1. What major factors drive mergers and acquisitions?
mergers and acquisitions are the tool of corporate restructuring ...... so any company before opting for this mechanism considers .......tax benefits, market capitalisation, synergy, technological advancement ,quality employee, goodwill, profit sharing ratio, etc........valuation of shares is important part.
2.What is goodwill? How does it affect net income?
ANS-goodwill is an intangible asset....means they don’t have physical existence but plays an important role in calculating companies worth........for finding the amount of goodwill ....
for eg---- company A wants to buy company B now .........B have assets worth rs 1 lakh and liabilities worth 50000.....so net assets becomes 1 lakh -- 50k===50k but company A paid rs 75k.......so this means the differnec ie 75 k-- 50 k ====25 k is amount of goodwill.
(OR)
Goodwill can be defined as a process, or set of tools a business has used over the years to distinguish itself in the marketplace, to generate sales and to produce top-quality items consistently .e.g If you conduct a survey to figure out where customers stand on things such as product quality, customer service and corporate perception, the company that tops the list generally has high customer goodwill. Net income, also known as bottom line, is the number a company shows at the bottom of its statement of profit and loss, also known as a statement of income. Goodwill affects net income through amortization, the practice that gradually spreads the value of goodwill ( or any intangible assets). Non-physical assets include patents, copyrights and exclusivity rights.i.e amortization reduces the value of net income.
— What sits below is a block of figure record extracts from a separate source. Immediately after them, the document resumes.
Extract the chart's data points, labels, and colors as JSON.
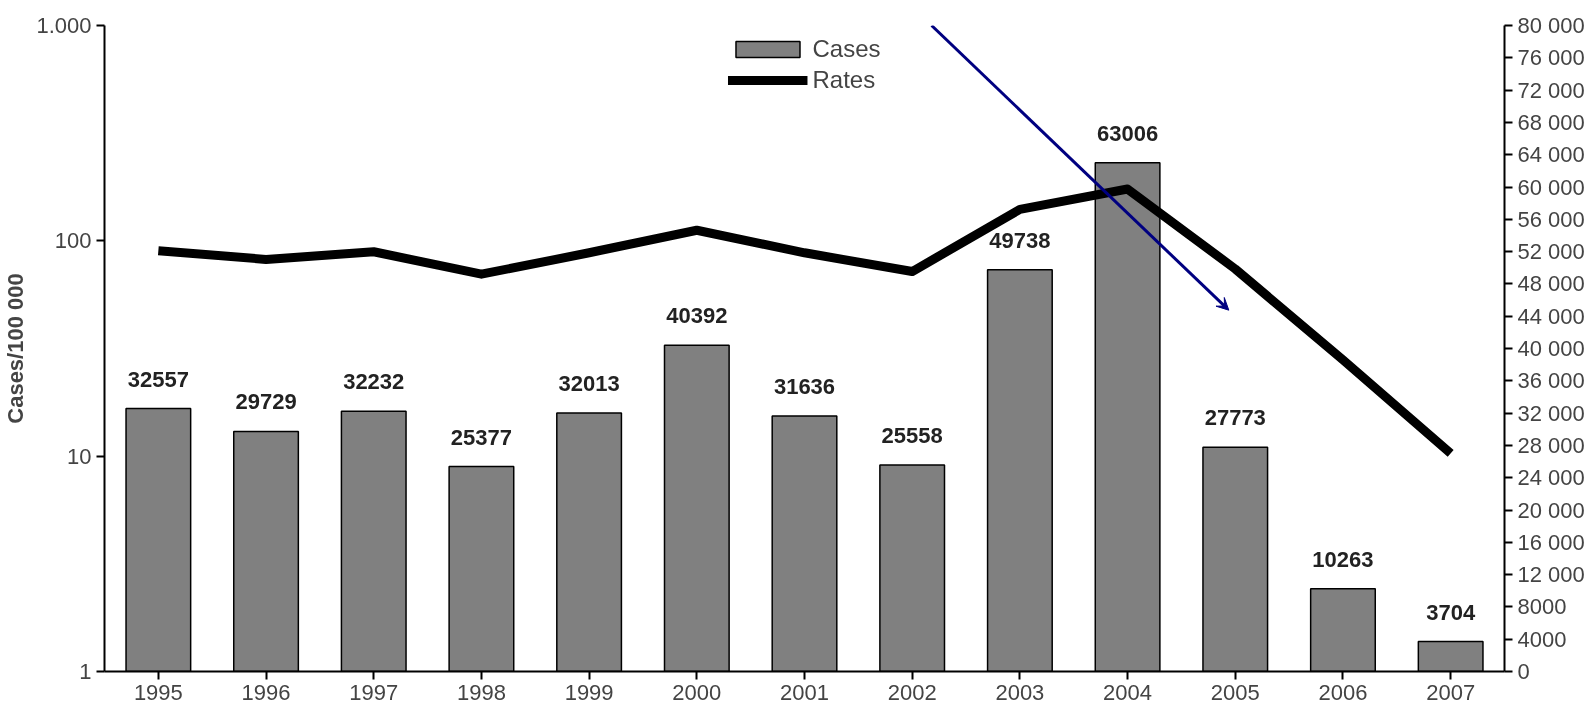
{
  "chart_data": {
    "type": "bar",
    "ylabel": "Cases/100 000",
    "log": "y",
    "legend": "top",
    "grid": false,
    "categories": [
      "1995",
      "1996",
      "1997",
      "1998",
      "1999",
      "2000",
      "2001",
      "2002",
      "2003",
      "2004",
      "2005",
      "2006",
      "2007"
    ],
    "series": [
      {
        "name": "Cases",
        "axis": "y2",
        "color": "#808080",
        "data_labels": true,
        "values": [
          32557,
          29729,
          32232,
          25377,
          32013,
          40392,
          31636,
          25558,
          49738,
          63006,
          27773,
          10263,
          3704
        ]
      },
      {
        "name": "Rates",
        "type": "line",
        "axis": "y",
        "color": "#000000",
        "line_style": "solid",
        "marker": "none",
        "values": [
          90,
          82,
          89,
          70,
          88,
          112,
          88,
          72,
          140,
          174,
          74,
          28,
          10.3
        ]
      }
    ],
    "ylim": [
      1,
      1000
    ],
    "yticks": [
      1,
      10,
      100,
      {
        "value": 1000,
        "label": "1.000"
      }
    ],
    "y2lim": [
      0,
      80000
    ],
    "y2ticks": [
      0,
      4000,
      8000,
      {
        "value": 12000,
        "label": "12 000"
      },
      {
        "value": 16000,
        "label": "16 000"
      },
      {
        "value": 20000,
        "label": "20 000"
      },
      {
        "value": 24000,
        "label": "24 000"
      },
      {
        "value": 28000,
        "label": "28 000"
      },
      {
        "value": 32000,
        "label": "32 000"
      },
      {
        "value": 36000,
        "label": "36 000"
      },
      {
        "value": 40000,
        "label": "40 000"
      },
      {
        "value": 44000,
        "label": "44 000"
      },
      {
        "value": 48000,
        "label": "48 000"
      },
      {
        "value": 52000,
        "label": "52 000"
      },
      {
        "value": 56000,
        "label": "56 000"
      },
      {
        "value": 60000,
        "label": "60 000"
      },
      {
        "value": 64000,
        "label": "64 000"
      },
      {
        "value": 68000,
        "label": "68 000"
      },
      {
        "value": 72000,
        "label": "72 000"
      },
      {
        "value": 76000,
        "label": "76 000"
      },
      {
        "value": 80000,
        "label": "80 000"
      }
    ]
  }
}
3)"WHAT DO YOU UNDERSTAND BY CAPITAL ADEQUACY RATIO,CRAR,BASEL II AND III?
ANS-Capital adequacy rato is the risk capital means it is to kept by bank in case of any risk so that bank don’t collapse like that happened in usa......basel 2 is concerned with risk managment and car was developed there only
(OR)
Capital Adequacy ratio is the amount of capital a bank should have as a percentage of the total risk weighted assets. Its (tier I capital+ tier II capital)/risk weighted assets *100. Basel is the name of the place where the Basel Committee for Banking Supervision holds its meetings. The BCBS has G10+G20 and some countries like Luxemburg as members. Basel II is the current regulation. Was mandated in India in 2008(though banks had applied the rules much earlier than 2008). Basel II introduced the three pillars of CAR, assessment of CAR and the mandatory disclosures. Basel III was organised after the global crisis of 2008, and some of the measures it has recommended includes increased reqdmnt for common equity for 2% to 4.5% (basel II to Basel III), Tier I capital from 4% to 6%, and a new mandatory buffer for capital conservation; plus an optional cyclical buffer of 2.5%. OECD has forecasted that Basel II recommendations will slow down the global economy's growth rate.
Tier I capital is Common stocks plus retained profits. Tier II is Undisclosed profits, total perpetual shares, subordinated loans, provisions, investment fluctuations, andrid debt capitals.